Morgan Stanley, the No. 2 US investment bank, reported a US$9.4 billion writedown from bad bets on mortgage-related debt, leading it to take a US$5 billion infusion from an arm of the Chinese government.
The writedown, nearly triple what Morgan Stanley warned of last month, pushed the investment house to the first quarterly loss in its 73-year history. Chairman and chief executive John Mack accepted blame on Wednesday for the fiscal fourth-quarter loss and said he would forego his annual bonus, which last year topped US$40 million.
Morgan Stanley becomes the latest on Wall Street to be punished by the unfolding credit crisis -- and to be forced to reach out to a foreign government to secure a major investment to shore up its books. Major global banks have lost US$100 billion in the past six months alone.
"The results are embarrassing for me and our firm," Mack said on a conference call with analysts. "Ultimately, accountability for our results rests with me."
Mack aggressively expanded Morgan Stanley in the past year into the home loan industry and trading in securities that support it. That strategy backfired and Mack pinned the disappointing results on "isolated losses by a small trading team in part of the firm" whose members were fired.
Similarly large writedowns have already caused the ouster of Merrill Lynch and Co chief executive Stan O'Neal and Citigroup Inc chief executive Charles Prince. Last month, Morgan Stanley pushed out co-president Zoe Cruz in a broader shakeup of its top ranks.
The writedowns also caused a number of global banks to seek capital from sovereign wealth funds, such as China Investment Corp's investment in Morgan Stanley. China's government-controlled investment vehicle will hold no more than 9.9 percent of the investment bank once its investment is converted into common shares in 2010.
Morgan Stanley said it lost US$3.61 billion, or US$3.61 per share, in the fourth quarter, compared to a profit of US$2.27 billion, or US$1.44 per share, a year earlier. The investment house reported negative net revenue of US$450 million because of the writedowns, compared to revenue of US$7.75 billion a year ago.
Results broadly missed Wall Street projections for a loss of US$0.39 per share on revenue of US$4.23 billion, analysts polled by Thomson Financial said.
"This quarter will put [Morgan Stanley] in a very precarious position as it relates to keeping clients and keeping employees," Wachovia Capital Markets analyst Douglas Sipkin said in a note to clients. "Further strategic initiatives under the current leadership will likely be scrutinized by investors considering the poorly timed push into the mortgage market at the end of 2006."
The results also led to warnings about potential downgrades from major rating agencies. Among them was Standard & Poor's, which said the "dismal fourth quarter results heightened our concern regarding its strategic direction and risk appetite."
Mack, whose very leadership and strategy has been called into question, sounded a conciliatory tone during his conference call. He said management has learned a lesson, but that Morgan Stanley has no plan to back off.

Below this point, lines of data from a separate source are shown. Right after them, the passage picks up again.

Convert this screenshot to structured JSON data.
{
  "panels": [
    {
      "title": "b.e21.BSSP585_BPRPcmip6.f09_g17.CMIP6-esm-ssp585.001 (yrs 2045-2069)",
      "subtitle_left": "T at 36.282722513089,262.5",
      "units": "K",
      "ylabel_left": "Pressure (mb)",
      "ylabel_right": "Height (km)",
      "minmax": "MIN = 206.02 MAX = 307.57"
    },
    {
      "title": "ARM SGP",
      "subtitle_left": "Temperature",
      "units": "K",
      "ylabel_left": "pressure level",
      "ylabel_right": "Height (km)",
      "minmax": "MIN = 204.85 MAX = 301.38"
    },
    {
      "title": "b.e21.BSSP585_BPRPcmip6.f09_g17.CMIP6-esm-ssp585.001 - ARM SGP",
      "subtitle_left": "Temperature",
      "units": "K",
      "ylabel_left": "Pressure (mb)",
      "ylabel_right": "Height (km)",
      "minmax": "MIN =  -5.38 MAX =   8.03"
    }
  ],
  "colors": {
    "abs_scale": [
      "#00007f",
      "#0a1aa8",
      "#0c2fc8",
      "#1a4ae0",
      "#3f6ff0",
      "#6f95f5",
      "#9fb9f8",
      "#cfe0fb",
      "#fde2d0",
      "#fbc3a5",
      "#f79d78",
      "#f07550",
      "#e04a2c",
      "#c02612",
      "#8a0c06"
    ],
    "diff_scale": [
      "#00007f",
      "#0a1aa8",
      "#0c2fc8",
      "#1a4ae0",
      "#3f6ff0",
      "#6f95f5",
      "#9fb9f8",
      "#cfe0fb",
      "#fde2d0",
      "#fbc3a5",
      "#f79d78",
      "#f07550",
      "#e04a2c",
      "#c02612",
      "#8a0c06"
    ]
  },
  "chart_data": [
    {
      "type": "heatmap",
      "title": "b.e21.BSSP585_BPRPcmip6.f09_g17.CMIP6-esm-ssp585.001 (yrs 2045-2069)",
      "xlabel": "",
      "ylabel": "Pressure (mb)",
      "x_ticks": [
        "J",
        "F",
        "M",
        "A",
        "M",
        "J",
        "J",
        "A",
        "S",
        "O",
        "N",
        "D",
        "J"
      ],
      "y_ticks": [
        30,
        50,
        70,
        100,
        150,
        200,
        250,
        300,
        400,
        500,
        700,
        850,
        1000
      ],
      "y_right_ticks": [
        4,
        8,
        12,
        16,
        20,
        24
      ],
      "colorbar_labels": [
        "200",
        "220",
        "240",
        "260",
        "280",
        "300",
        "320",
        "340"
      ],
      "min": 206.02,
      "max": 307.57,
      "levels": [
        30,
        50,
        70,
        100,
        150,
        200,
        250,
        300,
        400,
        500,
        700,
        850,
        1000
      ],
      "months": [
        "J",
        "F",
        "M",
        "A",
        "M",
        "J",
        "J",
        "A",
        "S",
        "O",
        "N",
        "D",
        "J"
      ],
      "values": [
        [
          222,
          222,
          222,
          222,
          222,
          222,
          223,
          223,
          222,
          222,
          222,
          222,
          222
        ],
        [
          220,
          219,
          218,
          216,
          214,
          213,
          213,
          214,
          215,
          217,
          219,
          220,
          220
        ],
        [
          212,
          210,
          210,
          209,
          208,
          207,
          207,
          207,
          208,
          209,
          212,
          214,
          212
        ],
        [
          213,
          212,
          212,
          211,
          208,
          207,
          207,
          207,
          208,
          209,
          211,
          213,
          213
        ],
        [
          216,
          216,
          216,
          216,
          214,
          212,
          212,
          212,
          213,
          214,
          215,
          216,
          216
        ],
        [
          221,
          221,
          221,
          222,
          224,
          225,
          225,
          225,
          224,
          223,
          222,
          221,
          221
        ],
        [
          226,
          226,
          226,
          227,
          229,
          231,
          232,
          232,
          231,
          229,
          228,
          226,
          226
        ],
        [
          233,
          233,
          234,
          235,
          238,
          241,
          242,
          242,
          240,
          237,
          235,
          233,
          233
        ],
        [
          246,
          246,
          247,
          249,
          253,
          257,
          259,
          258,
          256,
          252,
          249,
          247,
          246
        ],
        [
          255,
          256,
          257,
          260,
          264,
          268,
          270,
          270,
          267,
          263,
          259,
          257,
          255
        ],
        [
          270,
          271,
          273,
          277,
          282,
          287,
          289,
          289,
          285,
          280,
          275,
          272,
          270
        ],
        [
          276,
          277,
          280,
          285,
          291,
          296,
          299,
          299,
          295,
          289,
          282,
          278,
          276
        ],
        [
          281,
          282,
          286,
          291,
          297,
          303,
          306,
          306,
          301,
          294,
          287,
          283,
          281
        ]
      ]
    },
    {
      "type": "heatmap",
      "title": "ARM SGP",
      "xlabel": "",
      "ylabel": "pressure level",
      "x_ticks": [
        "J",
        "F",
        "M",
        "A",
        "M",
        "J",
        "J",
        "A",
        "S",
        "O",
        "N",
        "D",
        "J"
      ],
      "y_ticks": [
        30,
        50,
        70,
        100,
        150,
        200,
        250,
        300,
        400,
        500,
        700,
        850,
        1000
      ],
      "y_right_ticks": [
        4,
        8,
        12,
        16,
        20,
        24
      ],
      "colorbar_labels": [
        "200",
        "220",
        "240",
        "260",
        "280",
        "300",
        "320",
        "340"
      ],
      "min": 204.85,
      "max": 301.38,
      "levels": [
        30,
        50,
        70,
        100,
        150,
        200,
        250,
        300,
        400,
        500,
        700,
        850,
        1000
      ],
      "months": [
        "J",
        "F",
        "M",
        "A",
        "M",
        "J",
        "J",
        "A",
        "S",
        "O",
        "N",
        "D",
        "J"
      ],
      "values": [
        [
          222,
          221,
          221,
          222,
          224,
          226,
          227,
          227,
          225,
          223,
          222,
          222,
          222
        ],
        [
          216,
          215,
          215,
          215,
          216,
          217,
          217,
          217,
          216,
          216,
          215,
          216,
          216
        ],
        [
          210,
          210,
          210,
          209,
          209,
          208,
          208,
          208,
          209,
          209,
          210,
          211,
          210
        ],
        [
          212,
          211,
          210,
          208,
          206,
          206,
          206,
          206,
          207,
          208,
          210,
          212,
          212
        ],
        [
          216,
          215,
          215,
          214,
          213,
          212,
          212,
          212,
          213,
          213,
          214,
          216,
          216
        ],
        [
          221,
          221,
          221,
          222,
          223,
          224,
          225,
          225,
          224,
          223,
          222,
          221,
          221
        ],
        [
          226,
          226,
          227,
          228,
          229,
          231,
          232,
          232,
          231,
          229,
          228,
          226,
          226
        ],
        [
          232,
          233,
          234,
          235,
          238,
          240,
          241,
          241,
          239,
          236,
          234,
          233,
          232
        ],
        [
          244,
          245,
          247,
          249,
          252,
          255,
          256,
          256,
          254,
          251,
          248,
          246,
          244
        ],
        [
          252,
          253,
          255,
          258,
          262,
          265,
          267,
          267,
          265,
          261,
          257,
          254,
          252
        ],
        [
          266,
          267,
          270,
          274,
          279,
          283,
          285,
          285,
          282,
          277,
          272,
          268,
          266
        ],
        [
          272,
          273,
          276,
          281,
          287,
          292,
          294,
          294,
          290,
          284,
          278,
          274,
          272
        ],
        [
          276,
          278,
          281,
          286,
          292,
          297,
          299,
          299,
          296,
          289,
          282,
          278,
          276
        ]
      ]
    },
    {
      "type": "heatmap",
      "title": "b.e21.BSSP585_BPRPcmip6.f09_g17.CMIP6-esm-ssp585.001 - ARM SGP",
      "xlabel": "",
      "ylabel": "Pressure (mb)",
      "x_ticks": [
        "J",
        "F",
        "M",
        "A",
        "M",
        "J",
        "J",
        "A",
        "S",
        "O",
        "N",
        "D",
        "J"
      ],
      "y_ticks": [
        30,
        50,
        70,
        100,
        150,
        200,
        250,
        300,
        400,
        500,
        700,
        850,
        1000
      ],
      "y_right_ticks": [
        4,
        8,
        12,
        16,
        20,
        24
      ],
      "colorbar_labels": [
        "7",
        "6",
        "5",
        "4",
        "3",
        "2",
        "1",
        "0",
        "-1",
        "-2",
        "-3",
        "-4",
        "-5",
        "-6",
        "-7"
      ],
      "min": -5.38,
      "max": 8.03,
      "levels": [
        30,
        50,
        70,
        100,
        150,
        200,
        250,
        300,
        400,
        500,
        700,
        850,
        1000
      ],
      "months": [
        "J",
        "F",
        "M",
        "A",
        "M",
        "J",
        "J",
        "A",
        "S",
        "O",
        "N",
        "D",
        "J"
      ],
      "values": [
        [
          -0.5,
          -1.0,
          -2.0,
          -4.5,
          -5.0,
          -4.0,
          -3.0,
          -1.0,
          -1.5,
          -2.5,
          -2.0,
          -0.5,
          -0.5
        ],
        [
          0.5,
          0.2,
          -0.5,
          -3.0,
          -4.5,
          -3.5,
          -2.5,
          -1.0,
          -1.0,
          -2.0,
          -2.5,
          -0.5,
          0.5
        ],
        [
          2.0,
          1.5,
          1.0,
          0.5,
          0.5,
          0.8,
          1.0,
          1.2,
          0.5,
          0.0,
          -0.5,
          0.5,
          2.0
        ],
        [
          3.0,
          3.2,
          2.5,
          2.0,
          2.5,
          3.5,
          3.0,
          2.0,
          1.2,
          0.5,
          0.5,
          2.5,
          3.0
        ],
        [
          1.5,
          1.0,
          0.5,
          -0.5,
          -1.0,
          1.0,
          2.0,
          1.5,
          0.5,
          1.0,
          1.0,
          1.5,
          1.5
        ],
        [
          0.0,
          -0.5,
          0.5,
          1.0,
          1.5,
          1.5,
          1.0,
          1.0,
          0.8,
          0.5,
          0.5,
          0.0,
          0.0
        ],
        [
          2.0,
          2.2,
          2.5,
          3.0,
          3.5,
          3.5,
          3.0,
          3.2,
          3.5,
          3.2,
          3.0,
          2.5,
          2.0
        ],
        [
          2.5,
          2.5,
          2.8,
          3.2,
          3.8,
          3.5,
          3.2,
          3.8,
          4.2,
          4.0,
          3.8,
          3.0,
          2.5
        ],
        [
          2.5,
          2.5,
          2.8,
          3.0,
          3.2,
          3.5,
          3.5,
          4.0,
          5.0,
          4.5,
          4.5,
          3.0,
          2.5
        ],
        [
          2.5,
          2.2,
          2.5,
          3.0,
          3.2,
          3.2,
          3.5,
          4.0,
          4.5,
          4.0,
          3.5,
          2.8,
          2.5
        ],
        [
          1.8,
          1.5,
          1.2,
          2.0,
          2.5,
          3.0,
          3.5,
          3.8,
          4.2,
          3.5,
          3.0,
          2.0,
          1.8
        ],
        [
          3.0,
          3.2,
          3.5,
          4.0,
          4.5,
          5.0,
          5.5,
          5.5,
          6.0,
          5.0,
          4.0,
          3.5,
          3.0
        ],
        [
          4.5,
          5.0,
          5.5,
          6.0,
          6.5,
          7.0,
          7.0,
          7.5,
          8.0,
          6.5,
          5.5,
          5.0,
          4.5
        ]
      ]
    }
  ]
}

"We're going to dial it back a little bit," he said about the firm's appetite for risk. "We've been sprinting and we'll be jogging for a while, but we will still be in the market taking risk."
Morgan Stanley said it had about US$1.8 billion in subprime mortgage exposure left on its books at the end of the quarter on Nov. 30, down from US$10.4 billion as at Aug. 31.
The equity units that China Investment Corp purchased from Morgan Stanley will yield 9 percent per year before they are converted into common shares. The Chinese fund will have no special rights of ownership or play any role in the management of Morgan Stanley.